Init script for Cassandra with docker-compose
I solved this problem by patching cassandra's docker-entrypoint.sh
so it will execute sh
and cql
files located in /docker-entrypoint-initdb.d
on startup. This is similar to how MySQL docker containers work.
Basically, I add a small script at the end of the docker-entrypoint.sh
(right before the last line, exec "$@"
), that will run the cql scripts once cassandra is up. A simplified version is:
INIT_DIR=docker-entrypoint-initdb.d
# this whole block will execute in the background
(
cd $INIT_DIR
# wait for cassandra to be ready
while ! cqlsh -e 'describe cluster' > /dev/null 2>&1; do sleep 6; done
echo "$0: Cassandra cluster ready: executing cql scripts found in $INIT_DIR"
# find and execute cql scripts, in name order
for f in $(find . -type f -name "*.cql" -print | sort); do
echo "$0: running $f"
cqlsh -f "$f"
echo "$0: $f executed"
done
) &
This solution works for all cassandra versions (at least until 3.11, as the time of writing).
Hence, you only have to build and use this cassandra image version, and then add proper initializations scripts to the container using docker-compose volumes.
A complete gist with a more robust entrypoint patch (and example) is available here.
We recently tried to solve a similar problem in KillrVideo, a reference application for Cassandra. We are using Docker Compose to spin up the environment needed by the application which includes a DataStax Enterprise (i.e. Cassandra) node. We wanted that node to do some bootstrapping the first time it was started to install the CQL schema (using cqlsh
to run the statements in a .cql
file just like you're trying to do). Basically the approach we took was to write a shell script for our Docker entrypoint that:
- Starts the node normally but in the background.
- Waits until port 9042 is available (this is where clients connect to run CQL statements).
- Uses
cqlsh -f
to run some CQL statements and init the schema. - Stops the node that's running in the background.
- Continues on to the usual entrypoint for our Docker image that starts up the node normally (in the foreground like Docker expects).
We just use the existence of a file to indicate whether the node has already been bootstrapped and check that on startup to determine whether we need to do that logic above or can just start it normally. You can see the results in the killrvideo-dse-docker repository on GitHub.
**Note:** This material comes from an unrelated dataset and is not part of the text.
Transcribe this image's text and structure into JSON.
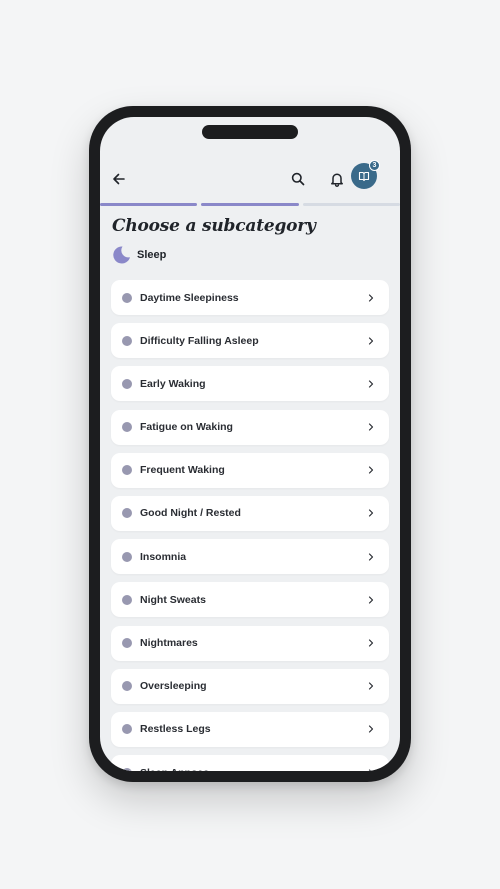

There is one caveat to this approach. This worked great for us because in our reference application, we're only spinning up a single node (i.e. we aren't creating a cluster with more than one node). If you're running multiple nodes, you'll probably want to make sure that only one of the nodes does the bootstrapping to create the schema because multiple clients modifying the schema simultaneously can cause some issues with your cluster. (This is a known issue and will hopefully be fixed at some point.)
I was also searching for the solution to this question, and here is the way how I accomplished it.
Here the second instance of Cassandra has a volume with the schema.cql and runs CQLSH command
My Version with healthcheck so we can get rid of sleep command
version: '2.2'
services:
cassandra:
image: cassandra:3.11.2
container_name: cassandra
ports:
- "9042:9042"
environment:
- "MAX_HEAP_SIZE=256M"
- "HEAP_NEWSIZE=128M"
restart: always
volumes:
- ./out/cassandra_data:/var/lib/cassandra
healthcheck:
test: ["CMD", "cqlsh", "-u cassandra", "-p cassandra" ,"-e describe keyspaces"]
interval: 15s
timeout: 10s
retries: 10
cassandra-load-keyspace:
container_name: cassandra-load-keyspace
image: cassandra:3.11.2
depends_on:
cassandra:
condition: service_healthy
volumes:
- ./src/main/resources/cassandra_schema.cql:/schema.cql
command: /bin/bash -c "echo loading cassandra keyspace && cqlsh cassandra -f /schema.cql"
NetFlix Version using sleep
version: '3.5'
services:
cassandra:
image: cassandra:latest
container_name: cassandra
ports:
- "9042:9042"
environment:
- "MAX_HEAP_SIZE=256M"
- "HEAP_NEWSIZE=128M"
restart: always
volumes:
- ./out/cassandra_data:/var/lib/cassandra
cassandra-load-keyspace:
container_name: cassandra-load-keyspace
image: cassandra:latest
depends_on:
- cassandra
volumes:
- ./src/main/resources/cassandra_schema.cql:/schema.cql
command: /bin/bash -c "sleep 60 && echo loading cassandra keyspace && cqlsh cassandra -f /schema.cql"
P.S I found this way at one of the Netflix Repos